J’ai longtemps cru que chez les Le Pen, Marine ne pourrait jamais être élue, tant l’ombre portée de Jean-Marie écrasait sa destinée. Le nom du père fatal valait malédiction. Ce maraboutage psycho-politique me soulageait honteusement. Il semble que l’oubli qui gagne et la mise au ban de l’ancêtre survivant par sa benjamine aient changé la donne. A l’inverse, le lâchage de Marine Le Pen par sa nièce Marion Maréchal l’a allégée de toute charge sentimentale. Mieux, cela l’a nimbée d’une aura victimaire, où se mêlent compassion devant l’esseulement d’une quinqua à chat et désolation devant la répétition de ces petits meurtres en famille.

Je ne suis pas certain que la montée électorale de Le Pen tienne à une dédiabolisation menée à bien. Je sais juste que diaboliser quiconque me déplaît, tant je ne crois ni aux diables, ni aux dieux qui toujours vont par deux. Marine Le Pen n’est pas Hitler. Elle se rapproche des populistes et des illibéraux façon Trump, Bolsonaro, Orbán ou même du Poutine d’avant l’Ukraine. Sous couvert de souverainisme et de protectionnisme, elle cache ses préférences nationales et son souci de l’ordre policier, ses attaques contre les libertés fondamentales et son envie de contrôle des idées et de répression des mœurs. Côté économie, le libéralisme boutiquier de toujours du FN-RN a repris le pas sur la fibre vaguement sociale et colbertiste de la campagne 2017. Tout cela a été dit et redit. Inutile de rabâcher plus avant. Chacun sait désormais ce qu’il en est et peut agir en conséquence.

Je ne prétends pas que rallier Macron me remplisse d’allégresse. En cinq ans, j’ai vu le ministre de Hollande se droitiser franchement, joliment rétropédaler à l’heure du coûteux Covid puis préconiser de retarder l’âge de la retraite.
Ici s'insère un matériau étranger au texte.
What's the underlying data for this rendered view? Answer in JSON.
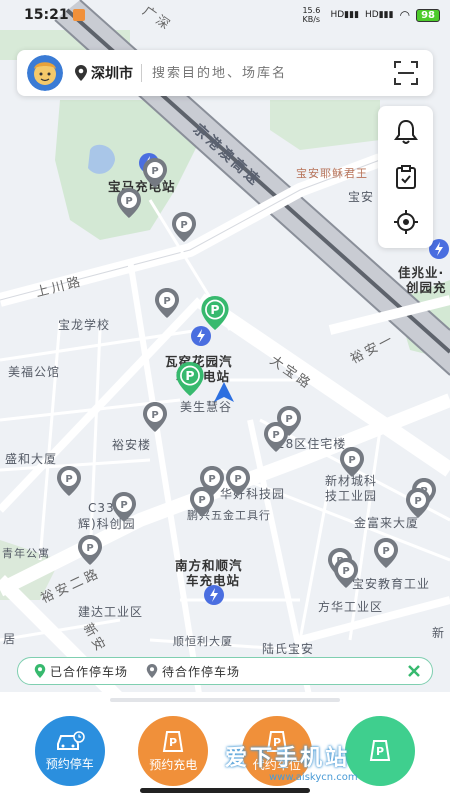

Hormis les moments de crise majeure où il se hausse au-dessus de lui-même, j’ai bien peur que Macron appartienne à un centre droit pro-business, fier de ses «disruptions» qui sont autant de régressions. Son «en même temps» n’est qu’un rideau de fumée dans lequel il entortille sa pensée.
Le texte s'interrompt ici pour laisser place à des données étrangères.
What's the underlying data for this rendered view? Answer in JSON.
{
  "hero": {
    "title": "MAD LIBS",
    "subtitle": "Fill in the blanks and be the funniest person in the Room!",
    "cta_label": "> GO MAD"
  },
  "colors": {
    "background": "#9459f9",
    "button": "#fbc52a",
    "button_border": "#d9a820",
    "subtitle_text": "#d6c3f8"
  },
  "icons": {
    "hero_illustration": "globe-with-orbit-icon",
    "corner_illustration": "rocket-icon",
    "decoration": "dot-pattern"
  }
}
L’ennui, c’est que désormais les choses sont claires : toute autre solution que le bulletin Macron mène à Le Pen. Désolé d’avoir à le répéter aux ulcérés de gauche qui s’arrachent les cheveux par touffes et se roulent dans le dépit : Mélenchon est éliminé. Il faut cesser d’en accuser Roussel, Jadot ou Hidalgo ! Les gamineries culpabilisatrices ne sont plus d’actualité. Essayons malgré tout de répondre à trois déplorations parmi les plus fréquentes. 1) Le front républicain serait trop craquelé pour être replâtré ? D’accord, mais s’il s’écroule, les fondations démocratiques seront menacées sans qu’on sache ce qui surgira des ruines. 2) Les mêmes castors, toujours de corvée de bois pour faire barrage, auraient les dents irritées au point de préférer déchiqueter la forêt entière ? D’accord, mais à ce compte-là le torrent va tout emporter. 3) La génération climatique n’en pourrait plus des boomers qui ne penseraient qu’à leur confort ? D’accord, mais eux au moins ont su rallier Chirac en 2002, sans barguigner.
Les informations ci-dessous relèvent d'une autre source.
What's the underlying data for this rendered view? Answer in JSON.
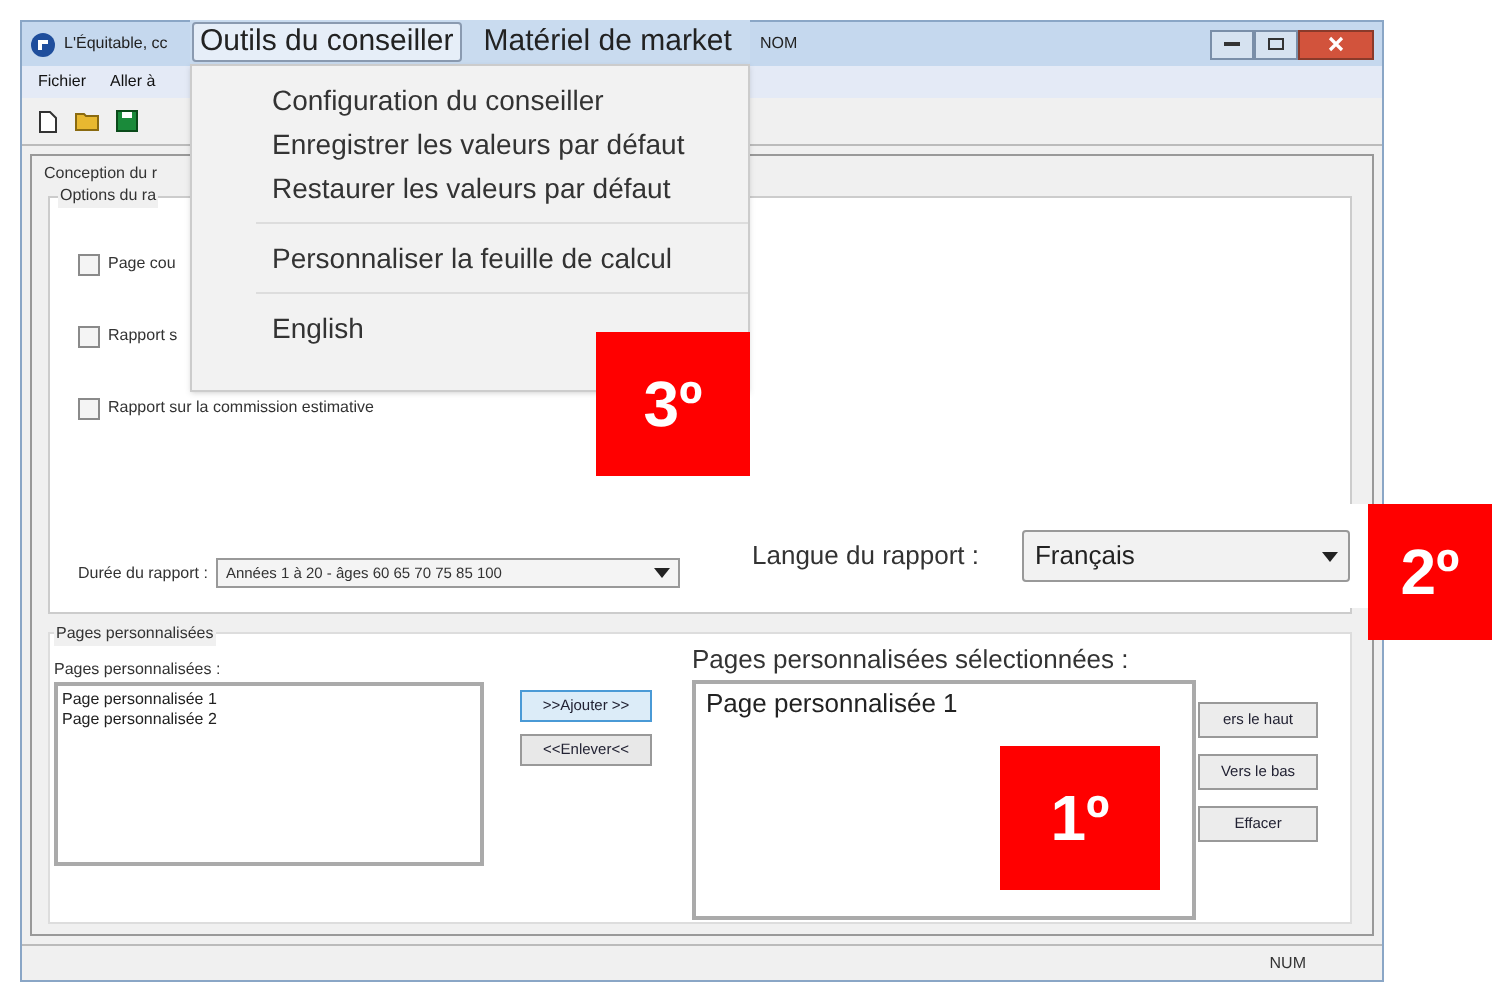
{
  "window": {
    "title": "L'Équitable, cc",
    "title_right": "NOM"
  },
  "menu_bar": [
    "Fichier",
    "Aller à"
  ],
  "enlarged_menu": [
    {
      "label": "Outils du conseiller",
      "selected": true
    },
    {
      "label": "Matériel de market",
      "selected": false
    }
  ],
  "dropdown": [
    {
      "kind": "item",
      "label": "Configuration du conseiller"
    },
    {
      "kind": "item",
      "label": "Enregistrer les valeurs par défaut"
    },
    {
      "kind": "item",
      "label": "Restaurer les valeurs par défaut"
    },
    {
      "kind": "separator"
    },
    {
      "kind": "item",
      "label": "Personnaliser la feuille de calcul"
    },
    {
      "kind": "separator"
    },
    {
      "kind": "item",
      "label": "English"
    }
  ],
  "tab_label": "Conception du r",
  "options_group": {
    "title": "Options du ra",
    "checkboxes": [
      {
        "label": "Page cou",
        "checked": false
      },
      {
        "label": "Rapport s",
        "checked": false
      },
      {
        "label": "Rapport sur la commission estimative",
        "checked": false
      }
    ]
  },
  "duration": {
    "label": "Durée du rapport :",
    "value": "Années 1 à 20 - âges 60 65 70 75 85 100"
  },
  "language": {
    "label": "Langue du rapport :",
    "value": "Français"
  },
  "custom_pages": {
    "title": "Pages personnalisées",
    "available_label": "Pages personnalisées :",
    "available": [
      "Page personnalisée 1",
      "Page personnalisée 2"
    ],
    "add_button": ">>Ajouter >>",
    "remove_button": "<<Enlever<<",
    "selected_label": "Pages personnalisées sélectionnées :",
    "selected_items": [
      "Page personnalisée 1"
    ],
    "buttons": [
      "ers le haut",
      "Vers le bas",
      "Effacer"
    ]
  },
  "callouts": [
    "3º",
    "2º",
    "1º"
  ],
  "status_bar": "NUM"
}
Selon la vulgate en cours à La France insoumise, les «fâchés» qui songent à donner sa chance à Le Pen ne seraient pas «fachos». Il s’agirait de ne pas les braquer afin d’espérer leur remettre le grappin dessus. Il faudrait les accompagner, quitte à se perdre avec eux dans une équivalence mortifère. Sauf qu’à force d’être compréhensif avec les mauvaises humeurs et d’excuser les haines spasmodiques, la contagion menace. Les sondages indiquent que 20 % des voix LFI pourraient se reporter sur Le Pen. Et une récente consultation interne précise que les deux tiers des sympathisants Mélenchon annuleront ou banniront le président-candidat. J’espère sans trop y croire que Mélenchon ne va pas se contenter de proscrire le suffrage Le Pen. J’espère qu’à la toute fin il indiquera précisément la seule manière d’en finir avec cette tentation dévastatrice. J’espère qu’il se résignera au bulletin Macron. Car voter blanc, c’est voter brun.

Il y a cinq ans, face à un danger déjà non négligeable, ce journal avait titré un judicieux et malicieux : «Faites ce que vous voulez, mais votez Macron». Aujourd’hui, à l’heure où les sondages ne donnent plus envie de blaguer, il faudrait plutôt dire : «Pour continuer à faire ce que vous voulez, votez Macron».